En Algérie, nous sommes encore à l’Etat embryonnaire pour ne pas dire de mort natale, avec un débit Internet classé dernièrement par le site Internet spécialisé Notendax, à la dernière place en matière de débit Internet de la région Moyen-Orient-Afrique du Nord (Mena) et un paiement électronique lancé depuis presque une année, mais qui tarde à se frayer un petit nid au pays de la «chkara». Le retard enregistré dans notre système monétique des plus archaïques, fait qu’on ne pourra jamais nous permettre d’aspirer à cette économie 2.0, sauf si on veut réinventer le modèle en un…«Hamiz économique».
Plus sérieusement, le système monétique actuel est le «tue- économie numérique», il est même la contradiction totale d’un système qui permet son émergence! Car, il faut comprendre que quand on parle d’économie numérique, on ne parle pas seulement des technologies de l’information et de la communication (TIC). L’économie numérique est une expression qui couvre des réalités très différentes (Ntic, commerce électronique ou e-commerce, commerce mobile ou m-commerce, économie électronique, nouvelle économie, etc.). Pis encore, cette dénomination est en perpétuelle évolution, au fur et à mesure que la technologie évolue, a contrario de notre très bureaucratique système financier qui n’a pas trop évolué depuis l’époque soviétique.

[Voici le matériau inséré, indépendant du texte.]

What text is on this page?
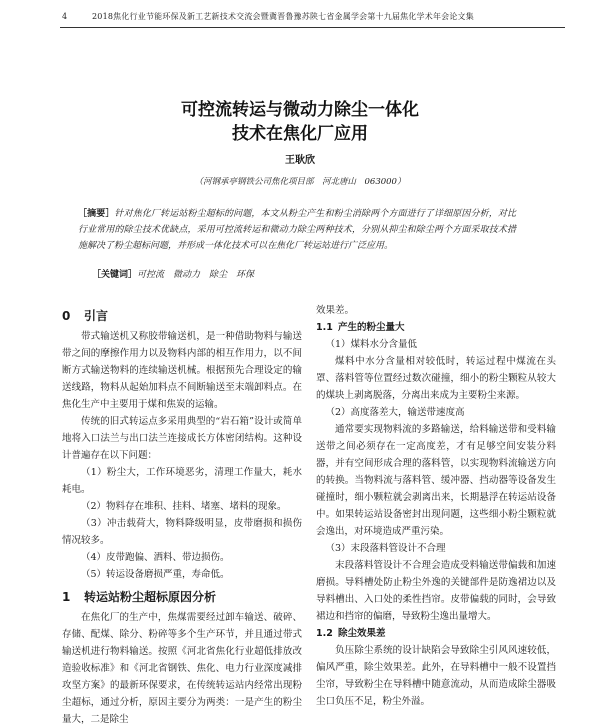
4	2018焦化行业节能环保及新工艺新技术交流会暨冀晋鲁豫苏陕七省金属学会第十九届焦化学术年会论文集
可控流转运与微动力除尘一体化
技术在焦化厂应用
王耿欣
（河钢承亭钢铁公司焦化项目部　河北唐山　063000）
［摘要］针对焦化厂转运站粉尘超标的问题，本文从粉尘产生和粉尘消除两个方面进行了详细原因分析，对比行业常用的除尘技术优缺点，采用可控流转运和微动力除尘两种技术，分别从抑尘和除尘两个方面采取技术措施解决了粉尘超标问题，并形成一体化技术可以在焦化厂转运站进行广泛应用。
［关键词］可控流　微动力　除尘　环保
0 引言

带式输送机又称胶带输送机，是一种借助物料与输送带之间的摩擦作用力以及物料内部的相互作用力，以不间断方式输送物料的连续输送机械。根据预先合理设定的输送线路，物料从起始加料点不间断输送至末端卸料点。在焦化生产中主要用于煤和焦炭的运输。

传统的旧式转运点多采用典型的“岩石箱”设计或简单地将入口法兰与出口法兰连接成长方体密闭结构。这种设计普遍存在以下问题：

（1）粉尘大，工作环境恶劣，清理工作量大，耗水耗电。

（2）物料存在堆积、挂料、堵塞、堵料的现象。

（3）冲击载荷大，物料降级明显，皮带磨损和损伤情况较多。

（4）皮带跑偏、洒料、带边损伤。

（5）转运设备磨损严重，寿命低。

1 转运站粉尘超标原因分析

在焦化厂的生产中，焦煤需要经过卸车输送、破碎、存储、配煤、除分、粉碎等多个生产环节，并且通过带式输送机进行物料输送。按照《河北省焦化行业超低排放改造验收标准》和《河北省钢铁、焦化、电力行业深度减排攻坚方案》的最新环保要求，在传统转运站内经常出现粉尘超标，通过分析，原因主要分为两类：一是产生的粉尘量大，二是除尘

效果差。

1.1 产生的粉尘量大

（1）煤料水分含量低

煤料中水分含量相对较低时，转运过程中煤流在头罩、落料管等位置经过数次碰撞，细小的粉尘颗粒从较大的煤块上剥离脱落，分离出来成为主要粉尘来源。

（2）高度落差大，输送带速度高

通常要实现物料流的多路输送，给料输送带和受料输送带之间必须存在一定高度差，才有足够空间安装分料器，并有空间形成合理的落料管，以实现物料流输送方向的转换。当物料流与落料管、缓冲器、挡动器等设备发生碰撞时，细小颗粒就会剥离出来，长期悬浮在转运站设备中。如果转运站设备密封出现问题，这些细小粉尘颗粒就会逸出，对环境造成严重污染。

（3）末段落料管设计不合理

末段落料管设计不合理会造成受料输送带偏载和加速磨损。导料槽处防止粉尘外逸的关键部件是防逸裙边以及导料槽出、入口处的柔性挡帘。皮带偏载的同时，会导致裙边和挡帘的偏磨，导致粉尘逸出量增大。

1.2 除尘效果差

负压除尘系统的设计缺陷会导致除尘引风风速较低，偏风严重，除尘效果差。此外，在导料槽中一般不设置挡尘帘，导致粉尘在导料槽中随意流动，从而造成除尘器吸尘口负压不足，粉尘外溢。
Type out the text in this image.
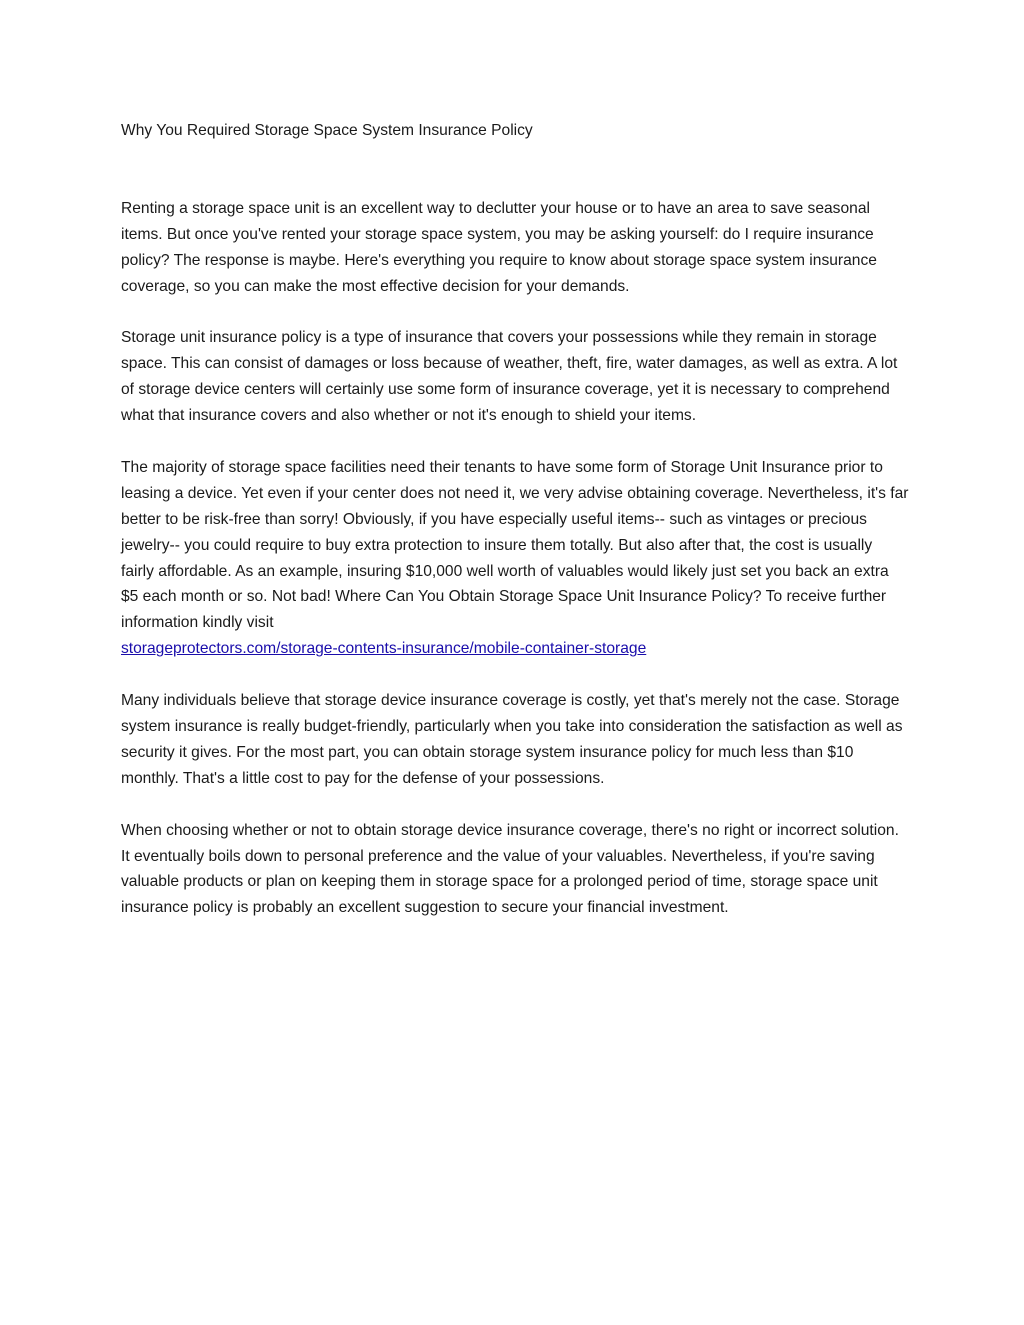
Why You Required Storage Space System Insurance Policy

Renting a storage space unit is an excellent way to declutter your house or to have an area to save seasonal items. But once you've rented your storage space system, you may be asking yourself: do I require insurance policy? The response is maybe. Here's everything you require to know about storage space system insurance coverage, so you can make the most effective decision for your demands.

Storage unit insurance policy is a type of insurance that covers your possessions while they remain in storage space. This can consist of damages or loss because of weather, theft, fire, water damages, as well as extra. A lot of storage device centers will certainly use some form of insurance coverage, yet it is necessary to comprehend what that insurance covers and also whether or not it's enough to shield your items.

The majority of storage space facilities need their tenants to have some form of Storage Unit Insurance prior to leasing a device. Yet even if your center does not need it, we very advise obtaining coverage. Nevertheless, it's far better to be risk-free than sorry! Obviously, if you have especially useful items-- such as vintages or precious jewelry-- you could require to buy extra protection to insure them totally. But also after that, the cost is usually fairly affordable. As an example, insuring $10,000 well worth of valuables would likely just set you back an extra $5 each month or so. Not bad! Where Can You Obtain Storage Space Unit Insurance Policy? To receive further information kindly visit
storageprotectors.com/storage-contents-insurance/mobile-container-storage

Many individuals believe that storage device insurance coverage is costly, yet that's merely not the case. Storage system insurance is really budget-friendly, particularly when you take into consideration the satisfaction as well as security it gives. For the most part, you can obtain storage system insurance policy for much less than $10 monthly. That's a little cost to pay for the defense of your possessions.

When choosing whether or not to obtain storage device insurance coverage, there's no right or incorrect solution. It eventually boils down to personal preference and the value of your valuables. Nevertheless, if you're saving valuable products or plan on keeping them in storage space for a prolonged period of time, storage space unit insurance policy is probably an excellent suggestion to secure your financial investment.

On est donc effectivement loin de baigner dans une économie numérique. La fiscaliser avant même son existence, serait un crime contre elle. Dans tout système économique qui se respecte, on encourage la création d’une activité en l’exonérant d’impôts. Cela permet aux petites entreprises locales de se développer, mais aussi aux mastodontes mondiaux d’investir dans cette activité. L’Irlande qui est devenu la Mecque du numérique en est le parfait exemple. Grâce aux facilités fiscales qu’elle accorde, les entreprises mondiales activant dans les TIC en général se sont installées dans ce petit pays, qui a grandement bénéficié des retombées de cette stratégie que ce soit en matière économique ou social. Mieux encore, les entreprises fintech mondiales s’installent les unes après les autres dans l’île verte. Le voisin marocain est en train de suivre cette stratégie.

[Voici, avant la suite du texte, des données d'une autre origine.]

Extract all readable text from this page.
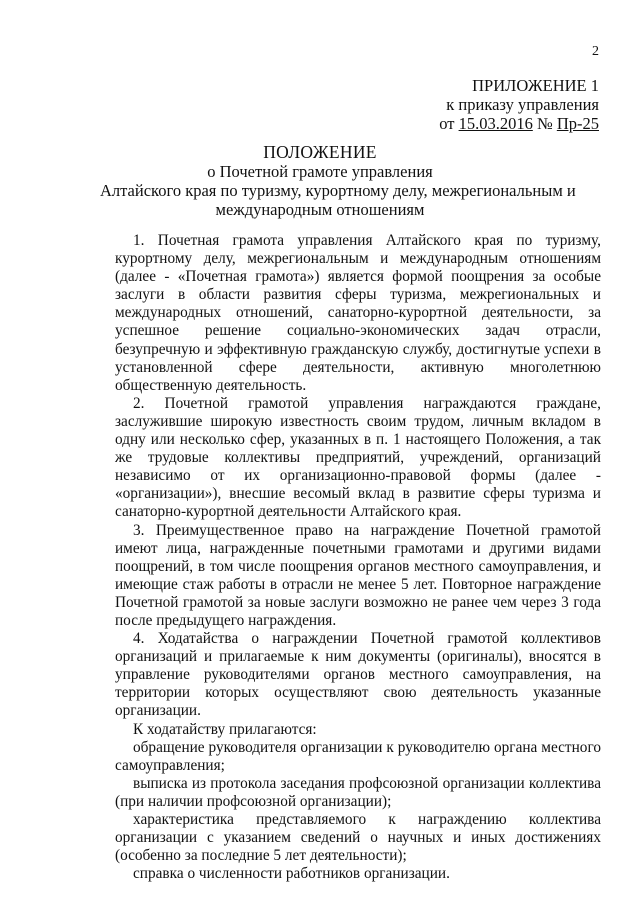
2
ПРИЛОЖЕНИЕ 1
к приказу управления
от 15.03.2016 № Пр-25
ПОЛОЖЕНИЕ
о Почетной грамоте управления
Алтайского края по туризму, курортному делу, межрегиональным и
международным отношениям

1. Почетная грамота управления Алтайского края по туризму, курортному делу, межрегиональным и международным отношениям (далее - «Почетная грамота») является формой поощрения за особые заслуги в области развития сферы туризма, межрегиональных и международных отношений, санаторно-курортной деятельности, за успешное решение социально-экономических задач отрасли, безупречную и эффективную гражданскую службу, достигнутые успехи в установленной сфере деятельности, активную многолетнюю общественную деятельность.

2. Почетной грамотой управления награждаются граждане, заслужившие широкую известность своим трудом, личным вкладом в одну или несколько сфер, указанных в п. 1 настоящего Положения, а так же трудовые коллективы предприятий, учреждений, организаций независимо от их организационно-правовой формы (далее - «организации»), внесшие весомый вклад в развитие сферы туризма и санаторно-курортной деятельности Алтайского края.

3. Преимущественное право на награждение Почетной грамотой имеют лица, награжденные почетными грамотами и другими видами поощрений, в том числе поощрения органов местного самоуправления, и имеющие стаж работы в отрасли не менее 5 лет. Повторное награждение Почетной грамотой за новые заслуги возможно не ранее чем через 3 года после предыдущего награждения.

4. Ходатайства о награждении Почетной грамотой коллективов организаций и прилагаемые к ним документы (оригиналы), вносятся в управление руководителями органов местного самоуправления, на территории которых осуществляют свою деятельность указанные организации.

К ходатайству прилагаются:

обращение руководителя организации к руководителю органа местного самоуправления;

выписка из протокола заседания профсоюзной организации коллектива (при наличии профсоюзной организации);

характеристика представляемого к награждению коллектива организации с указанием сведений о научных и иных достижениях (особенно за последние 5 лет деятельности);

справка о численности работников организации.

Car, il ne faut pas faire des calculs d’épiciers avec l’économie numérique. L’importance de ce secteur n’est pas dans les millions de dinars que le fisc va gagner. Mais c’est une vision à long terme avec une économie «new – âge» qui permettra au pays d’augmenter son PIB, ses entrées en devises et créer de nouveaux métiers qui offriront de nouveaux emplois. Cela vise aussi à réduire les coûts de production dans les industries classiques qu’il a lancées pour être les plus concurrentielles possible.
L’automatisation des procédés de production, le développement du commerce électronique et l’instauration d’un «digital market» africain, sont les moyens les plus efficaces pour y arriver. A moins que les autorités aient abandonné l’ambition de développer cette économie numérique après l’échec retissant de l’ex-ministre délégué auprès du ministre des Finances, chargé de l’Economie numérique et de la Modernisation des systèmes financiers qui s’est contenté de lancer un paiement électronique que lui-même n’utilise pas… L’échec de l’expérience de Boudiaf a-t-elle poussé les autorités à aller chercher l’argent directement chez les géants mondiaux du Net en imposant sur les bénéfices qu’ils génèrent sur les données des internautes algériens? Ce ne serait dans ce cas pas un crime, mais un véritable suicide.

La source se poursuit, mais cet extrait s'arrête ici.